Hidup adalah sukacita, karena berasal dari Tuhan; tetapi ironisnya banyak orang yang menjalani hidup penuh kesedihan, bahkan tidak sedikit yang mati dalam kepahitan. Kita akan mampu menjalani dan menikmati hidup ini secara penuh jika kita melihatnya sebagai berkat Allah. Dalam perikop ini Pengkhotbah mengajak kita untuk menikmati anugerah Allah dalam empat segi kehidupan. Pertama, nikmatilah kegembiraan hidup (9:7). Hal yang paling mendasar untuk menikmati hidup adalah hal makan dan minum. Pengkhotbah menggambarkan makan dan minum sebagai berkat dasar dari Tuhan sekaligus suatu cara untuk bersukacita yang memperkenan Allah (9:7).
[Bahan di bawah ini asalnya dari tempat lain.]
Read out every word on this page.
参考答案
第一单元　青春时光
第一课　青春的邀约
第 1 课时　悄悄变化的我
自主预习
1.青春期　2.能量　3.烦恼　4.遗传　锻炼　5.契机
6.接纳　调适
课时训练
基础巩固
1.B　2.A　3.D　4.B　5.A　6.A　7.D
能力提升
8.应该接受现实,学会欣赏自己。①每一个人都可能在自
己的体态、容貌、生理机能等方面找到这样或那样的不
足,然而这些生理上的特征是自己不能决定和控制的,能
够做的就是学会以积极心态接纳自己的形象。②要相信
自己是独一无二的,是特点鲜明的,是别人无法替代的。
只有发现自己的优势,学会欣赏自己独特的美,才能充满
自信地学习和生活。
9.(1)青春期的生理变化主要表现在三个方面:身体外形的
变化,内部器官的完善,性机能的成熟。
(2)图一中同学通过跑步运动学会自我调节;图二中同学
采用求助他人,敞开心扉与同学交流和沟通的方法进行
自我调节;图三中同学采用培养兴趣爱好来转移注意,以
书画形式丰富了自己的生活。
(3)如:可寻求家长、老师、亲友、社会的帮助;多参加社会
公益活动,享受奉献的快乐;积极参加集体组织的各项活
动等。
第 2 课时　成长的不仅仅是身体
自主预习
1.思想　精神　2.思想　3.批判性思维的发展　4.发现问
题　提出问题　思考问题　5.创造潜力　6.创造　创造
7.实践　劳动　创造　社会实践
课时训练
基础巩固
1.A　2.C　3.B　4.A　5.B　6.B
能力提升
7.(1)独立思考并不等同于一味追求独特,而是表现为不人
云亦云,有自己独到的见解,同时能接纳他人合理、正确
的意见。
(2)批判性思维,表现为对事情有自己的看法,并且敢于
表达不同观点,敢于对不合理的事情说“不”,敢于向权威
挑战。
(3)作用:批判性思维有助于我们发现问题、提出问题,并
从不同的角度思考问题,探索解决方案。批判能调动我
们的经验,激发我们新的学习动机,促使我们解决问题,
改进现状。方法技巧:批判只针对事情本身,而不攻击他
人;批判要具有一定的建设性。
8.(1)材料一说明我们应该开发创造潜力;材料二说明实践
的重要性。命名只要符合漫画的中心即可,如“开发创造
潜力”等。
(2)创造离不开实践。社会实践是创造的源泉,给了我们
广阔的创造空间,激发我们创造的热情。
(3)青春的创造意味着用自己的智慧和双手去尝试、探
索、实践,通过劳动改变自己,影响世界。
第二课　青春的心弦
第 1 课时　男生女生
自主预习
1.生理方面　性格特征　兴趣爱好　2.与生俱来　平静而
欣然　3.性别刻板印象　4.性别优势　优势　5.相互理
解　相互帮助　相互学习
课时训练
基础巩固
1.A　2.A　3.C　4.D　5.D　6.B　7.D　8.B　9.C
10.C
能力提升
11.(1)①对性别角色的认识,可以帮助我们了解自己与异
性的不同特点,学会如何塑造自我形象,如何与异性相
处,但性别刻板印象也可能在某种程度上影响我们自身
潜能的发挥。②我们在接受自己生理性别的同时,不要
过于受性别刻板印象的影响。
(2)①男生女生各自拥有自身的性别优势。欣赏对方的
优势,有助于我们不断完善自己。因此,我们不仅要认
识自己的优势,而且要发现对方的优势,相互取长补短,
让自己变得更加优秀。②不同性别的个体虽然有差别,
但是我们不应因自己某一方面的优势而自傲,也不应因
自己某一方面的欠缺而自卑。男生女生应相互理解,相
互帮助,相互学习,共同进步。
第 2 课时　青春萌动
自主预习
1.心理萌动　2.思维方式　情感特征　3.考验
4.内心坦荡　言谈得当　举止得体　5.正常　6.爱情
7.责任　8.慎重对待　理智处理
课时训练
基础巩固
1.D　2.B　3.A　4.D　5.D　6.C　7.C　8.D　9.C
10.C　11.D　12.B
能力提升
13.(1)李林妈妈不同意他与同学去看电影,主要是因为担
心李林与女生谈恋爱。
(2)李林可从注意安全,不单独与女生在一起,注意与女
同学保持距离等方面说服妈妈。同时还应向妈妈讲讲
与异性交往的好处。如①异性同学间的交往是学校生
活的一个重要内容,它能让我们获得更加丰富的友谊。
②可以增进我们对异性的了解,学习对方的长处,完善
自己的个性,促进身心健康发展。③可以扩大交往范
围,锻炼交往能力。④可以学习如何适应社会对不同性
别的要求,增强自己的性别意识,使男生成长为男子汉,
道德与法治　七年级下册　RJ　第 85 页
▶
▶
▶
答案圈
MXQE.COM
Kedua, nikmatilah hidup yang teratur (9:8). Pada zaman itu, pakaian putih adalah pakaian yang biasa dipakai untuk pesta, sedangkan minyak adalah benda kosmetika yang mewah dan mahal harganya. Pakaian putih dan minyak adalah gambaran sukacita dan keteraturan. Di sini Pengkhotbah mendorong kita agar menikmati keteraturan yang disediakan Allah. Ketiga, nikmatilah hidup pernikahan kita (9:9). Keempat, nikmatilah hari ini. Pengkhotbah memberi nasehat, apa yang dijumpai tangan kita, kerjakanlah dengan sekuat tenaga supaya Tuhan dimuliakan melalui apa yang ada pada kita hari ini (9:10).
Empat hal itulah seni menikmati hidup sederhana yang dipaparkan Pengkhotbah yang akan membuat hidup kita penuh sukacita karena menyadari bahwa Allah berkenan akan semuanya itu. Hidup ini adalah anugerah Allah yang layak kita nikmati menurut cara dan maksud-Nya yang sempurna [JS]
Pengkhotbah 9:7-8
"Mari, makanlah rotimu dengan sukaria, dan minumlah anggurmu dengan hati yang senang, karena Allah sudah lama berkenan akan perbuatanmu. Biarlah selalu putih pakaianmu dan jangan tidak ada minyak di atas kepalamu."